Il grado di sovrapposizione tra fiction e realtà è sostanzialmente totale, tanto è vero che il titolo della serie Tv, cioè “Servitore del popolo”, è anche il nome del partito fondato a dicembre da Zelensky ed è lo slogan della sua campagna elettorale.

Insomma Zelensky ha tutto quello che serve per vincere oggi alle elezioni: è famoso, è simpatico, è perfettamente a suo agio davanti al pubblico e, soprattutto, non ha nulla a che fare con il palazzo del potere, anzi ne rappresenta una perfetta antitesi (almeno in apparenza).

Ma per capire meglio il personaggio occorre evidenziare i due momenti più importanti della sua trionfante cavalcata verso Palazzo Mariinskij (la sede di rappresentanza del Capo dello Stato a Kiev), cioè l’annuncio della sua candidatura e la decisione sul confronto pubblico con l’avversario al ballottaggio.

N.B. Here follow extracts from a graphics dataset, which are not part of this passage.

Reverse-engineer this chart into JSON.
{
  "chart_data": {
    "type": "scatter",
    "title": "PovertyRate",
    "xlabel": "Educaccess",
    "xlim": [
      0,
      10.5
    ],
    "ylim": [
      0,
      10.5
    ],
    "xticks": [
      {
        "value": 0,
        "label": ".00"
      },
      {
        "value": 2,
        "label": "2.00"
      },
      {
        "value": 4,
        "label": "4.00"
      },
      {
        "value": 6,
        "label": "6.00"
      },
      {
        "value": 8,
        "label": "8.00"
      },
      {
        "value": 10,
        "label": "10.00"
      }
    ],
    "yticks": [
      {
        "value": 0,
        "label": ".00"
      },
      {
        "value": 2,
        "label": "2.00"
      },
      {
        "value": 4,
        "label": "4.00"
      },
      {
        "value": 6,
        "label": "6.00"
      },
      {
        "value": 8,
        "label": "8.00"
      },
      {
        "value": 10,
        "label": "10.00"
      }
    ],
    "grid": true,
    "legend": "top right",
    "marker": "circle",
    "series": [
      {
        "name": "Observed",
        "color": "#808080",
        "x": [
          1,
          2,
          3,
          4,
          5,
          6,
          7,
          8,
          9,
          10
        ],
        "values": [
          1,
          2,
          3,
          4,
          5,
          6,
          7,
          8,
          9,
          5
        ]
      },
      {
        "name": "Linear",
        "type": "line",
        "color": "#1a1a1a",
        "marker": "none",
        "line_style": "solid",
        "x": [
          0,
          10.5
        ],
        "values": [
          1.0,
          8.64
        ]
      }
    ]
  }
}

Per la sua “discesa in campo” Zelensky sceglie la diretta Tv della sera di Capodanno, sovvertendo ogni regola della politica praticata dai professionisti. Fa una scelta in stile pop, ponendosi in antitesi totale rispetto all’oligarca suo rivale (Poroshenko è un ricco imprenditore di dolciumi, ma è anche un vecchio “arnese” della politica ucraina, entrato in Parlamento per la prima volta ben 21 anni fa, cioè nel 1998, per poi affiancare sempre alla sua attività di business man una serie di incarichi pubblici, tra cui presidente della commissione Bilancio, due volte ministro e presidente del consiglio della Banca dell’Ucraina).

Ma Zelensky fa anche una scelta meditata e preparata, come dimostra il fatto che la sua campagna elettorale (quasi tutta giocata sui social network) parte immediatamente e, soprattutto, visto che il suo sostenitore più importante è Igor Kolomoysky, guarda caso il proprietario del canale televisivo in cui va in onda l’annuncio (lo stesso della serie Tv) e uno dei tre uomini più ricchi della nazione.

Poi c’è il tema del confronto con Poroshenko, da quest’ultimo sollecitato per settimane in ogni modo. Zelensky si sottrae fino al 19 aprile, cioè pochi giorni prima del voto. Ma si concede a condizione che il dibattito si svolga allo stadio olimpico di Kiev (e ovviamente in diretta Tv), cioè in una cornice che nulla ricorda della politica, ma che invece è l’arena più importante della nazione per gli eventi di sport e per i concerti delle star internazionali.

Insomma Zelensky vince prendendo a cannonate il suo avversario, facendo di tutto per farlo comparire uomo di apparato (quale è, tutto sommato), ma soprattutto giocando la potente carta della novità, della “leggerezza” (qualcuno potrebbe ricordare Italo Calvino e le Lezioni Americane) e, in qualche modo, anche dell’impreparazione (durante il confronto Tv ha letto quasi tutte le risposte dagli appunti sotto gli occhi). Detto ciò però, restano alcuni aspetti di non banale rilevanza che discendono dal voto ucraino.

Il più importante dei quali è nel rapporto che rapidamente cambierà con la Russia di Vladimir Putin, acerrimo nemico di Poroshenko (nella zona est dell’Ucraina, a maggioranza della popolazione di origine russa, è in corso da anni un durissimo scontro militare, con le truppe di Mosca sistematicamente fuori dai loro confini nazionali), al punto che il presidente uscente ha fatto il suo manifesto elettorale contrapponendosi al presidente russo e non al suo rivale nazionale.

Ebbene Zelensky non ha avuto cedimenti nel ribadire una posizione di forte difesa dell’interesse nazionale, ma ha anche dichiarato di essere pronto ad incontrare Putin per affrontare tutte le questioni (e comunque lui viene dall’est dell’Ucraina e la sua famiglia è di lingua madre russa). Insomma mentre gli americani mantengono la loro linea di scarso impegno diretto (hanno comunque sostenuto Poroshenko in questi anni), lo Zar del Cremlino mette a segno un altro piccolo capolavoro, potendo contare da oggi su un governo a Kiev molto meno ostile di prima.

Ecco perché il vero Vladimir vincitore a Kiev è Putin, gigante della geopolitica mondiale pur essendo alla guida di una nazione economicamente traballante. Da segnalare infine l’esistenza, as usual, solo teorica dell’Europa.

Una settimana fa Macron ha ricevuto Zelensky all’Eliseo in pompa magna (quindi prima delle elezioni) e l’ha fatto nell’unica veste che gli interessa, quella di presidente della Francia.